Bartnoff wasn't buying, however, telling Jackson that keeping the teachers on leave status would not make any material difference to District schoolchildren, who have been without their services since Oct. 2.

"If you were a student at Spingarn High School when teachers were let go on Oct. 2, the reality [now] is no different than it will be next Monday," she said during the 90-minute mid-morning hearing.

Bartnoff was also more than a bit annoyed with Jackson for the union's decision to wait until this week to file for the TRO, when it had known for a month that the teachers would receive their final discharge on Monday, and the Nov. 5 hearing date had been set without objection.

"You could have asked the court to have a hearing...prior to Nov. 5. You never did," she told told Jackson.

The District's attorney, Robert Utiger, said that the machinery of discharging the teachers from the payroll was complicated and time consuming.

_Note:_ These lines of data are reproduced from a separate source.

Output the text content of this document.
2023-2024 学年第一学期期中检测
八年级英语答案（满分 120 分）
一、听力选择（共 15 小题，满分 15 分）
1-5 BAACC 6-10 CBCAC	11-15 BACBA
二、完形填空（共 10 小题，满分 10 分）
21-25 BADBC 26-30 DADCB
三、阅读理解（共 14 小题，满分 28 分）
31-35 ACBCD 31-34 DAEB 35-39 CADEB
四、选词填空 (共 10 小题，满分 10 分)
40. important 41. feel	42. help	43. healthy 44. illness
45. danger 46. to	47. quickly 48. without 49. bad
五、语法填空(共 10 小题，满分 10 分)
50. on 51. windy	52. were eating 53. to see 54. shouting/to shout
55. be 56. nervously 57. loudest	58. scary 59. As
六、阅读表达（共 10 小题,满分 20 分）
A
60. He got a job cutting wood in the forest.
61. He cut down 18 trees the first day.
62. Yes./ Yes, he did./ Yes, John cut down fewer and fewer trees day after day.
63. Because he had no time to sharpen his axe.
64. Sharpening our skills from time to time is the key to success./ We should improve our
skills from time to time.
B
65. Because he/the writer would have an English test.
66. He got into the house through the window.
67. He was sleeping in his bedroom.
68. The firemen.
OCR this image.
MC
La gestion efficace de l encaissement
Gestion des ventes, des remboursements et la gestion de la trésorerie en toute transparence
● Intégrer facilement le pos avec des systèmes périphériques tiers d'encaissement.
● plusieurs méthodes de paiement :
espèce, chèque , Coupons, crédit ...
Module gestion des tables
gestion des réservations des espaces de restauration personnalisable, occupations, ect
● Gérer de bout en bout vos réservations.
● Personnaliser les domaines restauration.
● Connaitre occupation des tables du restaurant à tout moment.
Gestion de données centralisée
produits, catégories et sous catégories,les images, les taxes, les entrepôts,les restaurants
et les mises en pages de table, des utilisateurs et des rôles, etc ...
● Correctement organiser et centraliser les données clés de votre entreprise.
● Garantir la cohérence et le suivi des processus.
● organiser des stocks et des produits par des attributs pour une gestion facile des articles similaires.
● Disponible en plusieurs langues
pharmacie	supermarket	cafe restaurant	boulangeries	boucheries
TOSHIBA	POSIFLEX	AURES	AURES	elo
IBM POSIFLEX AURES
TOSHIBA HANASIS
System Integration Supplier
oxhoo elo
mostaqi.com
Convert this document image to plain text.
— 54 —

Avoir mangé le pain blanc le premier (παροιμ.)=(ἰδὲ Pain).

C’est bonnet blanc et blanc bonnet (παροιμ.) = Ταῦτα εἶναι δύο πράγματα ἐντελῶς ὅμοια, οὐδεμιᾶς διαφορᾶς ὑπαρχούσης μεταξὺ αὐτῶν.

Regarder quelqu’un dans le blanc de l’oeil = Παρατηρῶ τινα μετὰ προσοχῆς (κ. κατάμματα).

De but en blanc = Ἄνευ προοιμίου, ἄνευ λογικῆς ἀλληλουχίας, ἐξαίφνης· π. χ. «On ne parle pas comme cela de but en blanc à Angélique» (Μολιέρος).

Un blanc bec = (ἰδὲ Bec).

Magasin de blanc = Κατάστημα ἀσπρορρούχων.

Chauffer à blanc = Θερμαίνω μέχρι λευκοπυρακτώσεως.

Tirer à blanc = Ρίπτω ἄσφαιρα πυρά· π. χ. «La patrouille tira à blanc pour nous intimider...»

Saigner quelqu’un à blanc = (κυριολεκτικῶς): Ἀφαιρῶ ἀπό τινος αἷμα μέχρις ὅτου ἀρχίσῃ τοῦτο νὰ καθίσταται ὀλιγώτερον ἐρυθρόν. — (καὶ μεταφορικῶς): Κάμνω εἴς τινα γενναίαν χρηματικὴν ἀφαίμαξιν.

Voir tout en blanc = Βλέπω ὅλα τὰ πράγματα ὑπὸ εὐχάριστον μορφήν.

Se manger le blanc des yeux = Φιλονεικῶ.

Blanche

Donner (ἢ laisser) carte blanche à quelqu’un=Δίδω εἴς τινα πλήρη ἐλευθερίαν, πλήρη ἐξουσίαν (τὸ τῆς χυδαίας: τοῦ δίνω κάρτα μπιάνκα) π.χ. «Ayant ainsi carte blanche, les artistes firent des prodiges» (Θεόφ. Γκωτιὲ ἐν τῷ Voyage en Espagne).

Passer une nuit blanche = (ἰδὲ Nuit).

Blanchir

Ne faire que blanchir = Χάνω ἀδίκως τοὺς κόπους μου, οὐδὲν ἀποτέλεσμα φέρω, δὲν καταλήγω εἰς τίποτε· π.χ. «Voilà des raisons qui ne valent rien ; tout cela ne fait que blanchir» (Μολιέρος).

At this point, he said, the process was far enough along that a restraining order would make little difference. In other words, restoring the teachers to the rolls would be no more difficult after Nov. 2 than it is now.

After hearing that, Bartnoff said she would consider the TRO and the permanent injunction together at next week's hearing. But she extracted a commitment from Utiger that the District would not use the passage of the Nov. 2 deadline as an argument against restoring the teachers to the payroll if that's what she ordered.

And she added: "The District should be prepared for the possibility that the teachers be put back on the rolls." Bill Turque


Posted by The Washington Teacher, featuring Candi Peterson - blogger in residence, story courtesy of DC Wire.

1 comment:

Anonymous said...

The devilish people - Chancellor Michell Rhee and Mayor Adrian Fenty will not prevail. By the Grace of God, the Will of God will prevail on this matter. Teachers we are with you and we are praying for you and yours. God bless!